Bad:
High Capex: Capex increased 110% YoY in Q3 2025, or 105% in the first three quarters of this year. High Estimated Capex: Meta expects 2026 capital expenditure (Capex) to increase significantly. The company raised the lower end of its Capex outlook for 2025 by $4 billion, now ranging from $70 billion to $72 billion. Lower Operating Income Growth (+18% YoY): Revenue rose 26% YoY, but expenses grew 32% YoY — expenses are rising faster than revenue.
Good:
Meta recorded a one-time, non-cash income tax charge of nearly USD 16 B under President Donald Trump’s One Big Beautiful Bill Act (OBBBA) fiscal policy, which reduced its quarterly net profit to USD 2.71 B. Without this one-time burden, net profit would have reached approximately USD 18.64 billion.
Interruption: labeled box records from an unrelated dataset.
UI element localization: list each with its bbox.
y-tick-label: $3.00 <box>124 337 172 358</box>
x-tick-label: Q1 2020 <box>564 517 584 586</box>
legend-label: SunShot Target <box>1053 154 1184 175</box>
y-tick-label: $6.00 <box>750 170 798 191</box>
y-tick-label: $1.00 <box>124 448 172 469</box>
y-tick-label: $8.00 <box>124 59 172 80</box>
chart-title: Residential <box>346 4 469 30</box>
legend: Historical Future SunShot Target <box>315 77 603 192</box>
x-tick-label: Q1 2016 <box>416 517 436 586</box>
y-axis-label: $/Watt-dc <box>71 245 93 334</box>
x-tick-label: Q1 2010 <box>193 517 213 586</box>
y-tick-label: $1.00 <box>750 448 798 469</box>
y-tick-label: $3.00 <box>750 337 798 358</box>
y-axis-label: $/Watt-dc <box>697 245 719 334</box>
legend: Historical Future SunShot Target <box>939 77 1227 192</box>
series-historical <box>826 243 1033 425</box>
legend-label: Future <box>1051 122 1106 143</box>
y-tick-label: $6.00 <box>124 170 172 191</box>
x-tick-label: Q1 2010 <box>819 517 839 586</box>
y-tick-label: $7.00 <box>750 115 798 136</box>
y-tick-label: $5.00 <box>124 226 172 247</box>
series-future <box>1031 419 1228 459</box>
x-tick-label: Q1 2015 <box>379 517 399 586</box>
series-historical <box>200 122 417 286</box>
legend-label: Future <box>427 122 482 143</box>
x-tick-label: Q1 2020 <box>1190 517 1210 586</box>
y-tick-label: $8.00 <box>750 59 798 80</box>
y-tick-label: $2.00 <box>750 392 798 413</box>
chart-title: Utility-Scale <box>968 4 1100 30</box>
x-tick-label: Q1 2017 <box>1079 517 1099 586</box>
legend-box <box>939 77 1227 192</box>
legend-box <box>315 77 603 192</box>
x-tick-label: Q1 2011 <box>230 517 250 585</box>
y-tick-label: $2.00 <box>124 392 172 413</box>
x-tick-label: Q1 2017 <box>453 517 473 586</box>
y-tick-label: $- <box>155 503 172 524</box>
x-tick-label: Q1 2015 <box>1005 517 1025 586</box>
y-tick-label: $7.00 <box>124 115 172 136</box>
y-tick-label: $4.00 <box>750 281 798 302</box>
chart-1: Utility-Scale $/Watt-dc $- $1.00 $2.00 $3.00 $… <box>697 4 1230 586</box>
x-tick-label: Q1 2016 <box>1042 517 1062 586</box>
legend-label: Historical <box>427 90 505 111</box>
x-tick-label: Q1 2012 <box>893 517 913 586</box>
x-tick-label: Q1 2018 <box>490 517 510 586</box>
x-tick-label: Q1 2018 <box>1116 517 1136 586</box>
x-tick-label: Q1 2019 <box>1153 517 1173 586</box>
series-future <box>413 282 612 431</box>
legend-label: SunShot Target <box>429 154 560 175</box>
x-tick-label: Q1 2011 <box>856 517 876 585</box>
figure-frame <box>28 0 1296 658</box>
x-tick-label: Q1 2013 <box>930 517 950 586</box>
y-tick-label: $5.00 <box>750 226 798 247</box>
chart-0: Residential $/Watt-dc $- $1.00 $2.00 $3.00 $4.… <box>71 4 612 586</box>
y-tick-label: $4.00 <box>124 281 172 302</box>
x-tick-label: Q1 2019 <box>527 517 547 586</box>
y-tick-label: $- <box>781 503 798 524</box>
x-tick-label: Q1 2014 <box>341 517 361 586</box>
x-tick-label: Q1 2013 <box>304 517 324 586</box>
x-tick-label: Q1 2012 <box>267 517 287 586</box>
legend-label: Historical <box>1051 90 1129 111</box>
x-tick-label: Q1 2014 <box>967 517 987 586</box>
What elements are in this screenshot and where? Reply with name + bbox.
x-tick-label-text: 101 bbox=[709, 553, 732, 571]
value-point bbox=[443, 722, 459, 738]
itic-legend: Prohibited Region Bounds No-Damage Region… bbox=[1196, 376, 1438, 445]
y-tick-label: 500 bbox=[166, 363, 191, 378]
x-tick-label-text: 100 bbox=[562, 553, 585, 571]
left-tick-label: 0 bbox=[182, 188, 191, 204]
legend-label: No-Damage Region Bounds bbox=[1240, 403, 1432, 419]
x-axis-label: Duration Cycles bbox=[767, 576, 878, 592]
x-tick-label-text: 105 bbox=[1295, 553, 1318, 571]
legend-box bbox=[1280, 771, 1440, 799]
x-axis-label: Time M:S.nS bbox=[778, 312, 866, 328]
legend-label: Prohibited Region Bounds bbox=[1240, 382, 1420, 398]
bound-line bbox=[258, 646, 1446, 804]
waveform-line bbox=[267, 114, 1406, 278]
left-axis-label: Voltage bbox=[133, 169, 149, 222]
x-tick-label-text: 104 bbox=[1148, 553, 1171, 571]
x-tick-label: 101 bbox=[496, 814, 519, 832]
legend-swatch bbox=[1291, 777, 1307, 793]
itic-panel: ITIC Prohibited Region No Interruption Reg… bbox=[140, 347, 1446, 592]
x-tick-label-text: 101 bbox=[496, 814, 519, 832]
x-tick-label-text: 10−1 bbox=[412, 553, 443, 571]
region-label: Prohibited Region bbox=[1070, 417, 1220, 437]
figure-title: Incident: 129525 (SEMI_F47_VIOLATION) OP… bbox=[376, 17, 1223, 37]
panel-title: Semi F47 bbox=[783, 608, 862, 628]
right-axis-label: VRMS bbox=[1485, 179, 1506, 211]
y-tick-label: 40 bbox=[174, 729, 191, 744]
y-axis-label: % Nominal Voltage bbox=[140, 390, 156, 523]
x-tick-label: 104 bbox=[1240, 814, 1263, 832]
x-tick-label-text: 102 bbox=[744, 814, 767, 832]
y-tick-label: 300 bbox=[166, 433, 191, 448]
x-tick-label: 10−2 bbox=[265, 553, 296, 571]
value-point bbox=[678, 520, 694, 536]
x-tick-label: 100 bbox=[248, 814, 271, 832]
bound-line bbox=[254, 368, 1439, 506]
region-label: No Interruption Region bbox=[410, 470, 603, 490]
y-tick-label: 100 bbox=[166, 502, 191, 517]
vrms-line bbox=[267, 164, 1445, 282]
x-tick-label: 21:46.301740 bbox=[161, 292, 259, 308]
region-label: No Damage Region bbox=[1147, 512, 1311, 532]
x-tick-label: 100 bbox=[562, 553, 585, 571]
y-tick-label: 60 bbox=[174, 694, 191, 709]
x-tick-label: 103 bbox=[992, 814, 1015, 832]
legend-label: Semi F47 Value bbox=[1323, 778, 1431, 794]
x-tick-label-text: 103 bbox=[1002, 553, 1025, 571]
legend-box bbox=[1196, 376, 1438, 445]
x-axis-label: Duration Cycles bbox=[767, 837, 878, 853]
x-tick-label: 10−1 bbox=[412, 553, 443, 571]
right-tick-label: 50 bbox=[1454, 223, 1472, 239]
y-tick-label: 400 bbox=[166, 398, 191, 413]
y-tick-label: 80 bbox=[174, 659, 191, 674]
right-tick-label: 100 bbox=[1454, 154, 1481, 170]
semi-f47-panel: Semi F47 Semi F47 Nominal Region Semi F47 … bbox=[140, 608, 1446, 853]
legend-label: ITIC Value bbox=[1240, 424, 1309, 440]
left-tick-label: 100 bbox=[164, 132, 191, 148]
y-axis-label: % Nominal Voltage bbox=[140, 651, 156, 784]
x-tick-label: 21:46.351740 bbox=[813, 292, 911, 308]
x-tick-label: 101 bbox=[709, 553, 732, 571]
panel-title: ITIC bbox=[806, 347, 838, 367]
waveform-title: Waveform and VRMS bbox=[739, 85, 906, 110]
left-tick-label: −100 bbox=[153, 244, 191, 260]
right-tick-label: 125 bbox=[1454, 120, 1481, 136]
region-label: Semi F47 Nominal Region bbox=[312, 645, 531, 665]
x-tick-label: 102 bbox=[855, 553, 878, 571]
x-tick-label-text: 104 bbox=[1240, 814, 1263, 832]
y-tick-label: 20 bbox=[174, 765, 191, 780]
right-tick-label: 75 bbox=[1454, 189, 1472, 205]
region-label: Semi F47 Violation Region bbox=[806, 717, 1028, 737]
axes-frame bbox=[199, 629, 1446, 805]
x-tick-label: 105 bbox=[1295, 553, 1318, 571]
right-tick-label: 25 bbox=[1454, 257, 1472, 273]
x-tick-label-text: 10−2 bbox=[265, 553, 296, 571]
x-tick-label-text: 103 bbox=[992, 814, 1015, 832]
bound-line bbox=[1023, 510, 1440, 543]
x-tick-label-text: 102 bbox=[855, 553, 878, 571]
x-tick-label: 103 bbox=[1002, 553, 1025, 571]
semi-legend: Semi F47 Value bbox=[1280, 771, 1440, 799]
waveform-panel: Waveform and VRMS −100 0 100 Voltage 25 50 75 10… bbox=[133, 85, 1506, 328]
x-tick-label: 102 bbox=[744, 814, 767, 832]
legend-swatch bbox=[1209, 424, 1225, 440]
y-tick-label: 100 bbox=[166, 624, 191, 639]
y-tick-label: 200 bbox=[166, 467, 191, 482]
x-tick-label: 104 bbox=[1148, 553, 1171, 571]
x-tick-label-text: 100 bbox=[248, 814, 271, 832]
Hence, Meta’s stock was unduly impacted by this one-time accounting charge.
But META expects a significant reduction in our U.S. federal cash tax payments going forward due to the implementation of the OBBBA. I reckon investors have yet to fully grasp the potential tax savings from 100% bonus depreciation and the deductibility of domestic R&D expenditures.
Overall, I remain constructive on Meta $Meta Platforms, Inc.(META)$ over the long term, but the “higher capex, lower margin” narrative may continue to weigh on the share price in the short term.